You might want to start with B.A. Fisher (1978). Perspectives on human communication. MacMillan Publishing CO. Inc. Describes human communication process and analyses four perspectives: Mechanistic ( how are data send and received technically and instrumental, and what distortions can exist) Psychological ( what mindset is required and what are principles of eg the will to understand each other like attentiveness to sender, willingness to listen)
Symbolic interactional (e.g. what symbols are used for what senses (e.g. alphabet, characters, icons, morse code)
Pragmatic: what effect does human communication actually have on behaviour.
Some work never goes out of date, and some research is principally biased because of setting a too short time limit to scientific literature to be included.
Professor Luc Steels has studied the system made by two robots/machines in dialogue, agreeing concepts after negotiation. This is a dialogue for collaborative and iterative language definition see here https://scholar.google.es/citations?user=T7RihQEAAAAJ&hl=en
Hi - I am not aware of such a theory, but I did come across this paper about the adoption of acronyms in various communitees. It may be of use to you (even if it's just to decide it's not useful).
It's right at the edge of my research interests, far from central and I have not included any of it's ideas in my own research (it's one I crossed off my list) but it may be of use to you.

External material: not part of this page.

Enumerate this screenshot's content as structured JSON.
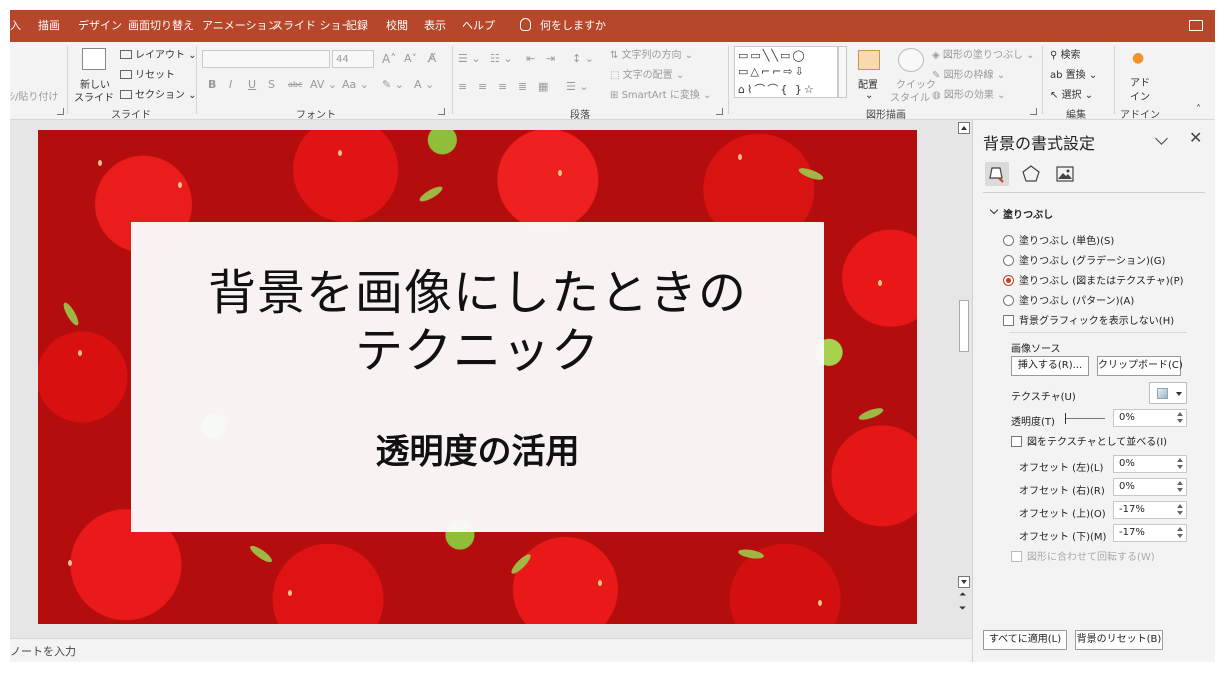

Article Emergence of Acronyms in a Community of Language Users
Peter Checkland (Checkland, P. (1984/1993). Systems thinking, systems practice. Chichester, John Wiley & Sons Ltd.) writes about how to analyse a human activity system, identify expressed problems, compare possible solutions with a model, improve the situation based on feasible and desirable changes. For that a rational approach can deal for instance with the information (system). But also he points at a cultural stream that does focus on adaptation of the understanding of the system, its problem, its improvements and whether it is desirable. If does not answer your detailed question, but does give a good context for it, in particular since the dialogue about desirability has to be done with each stakeholder.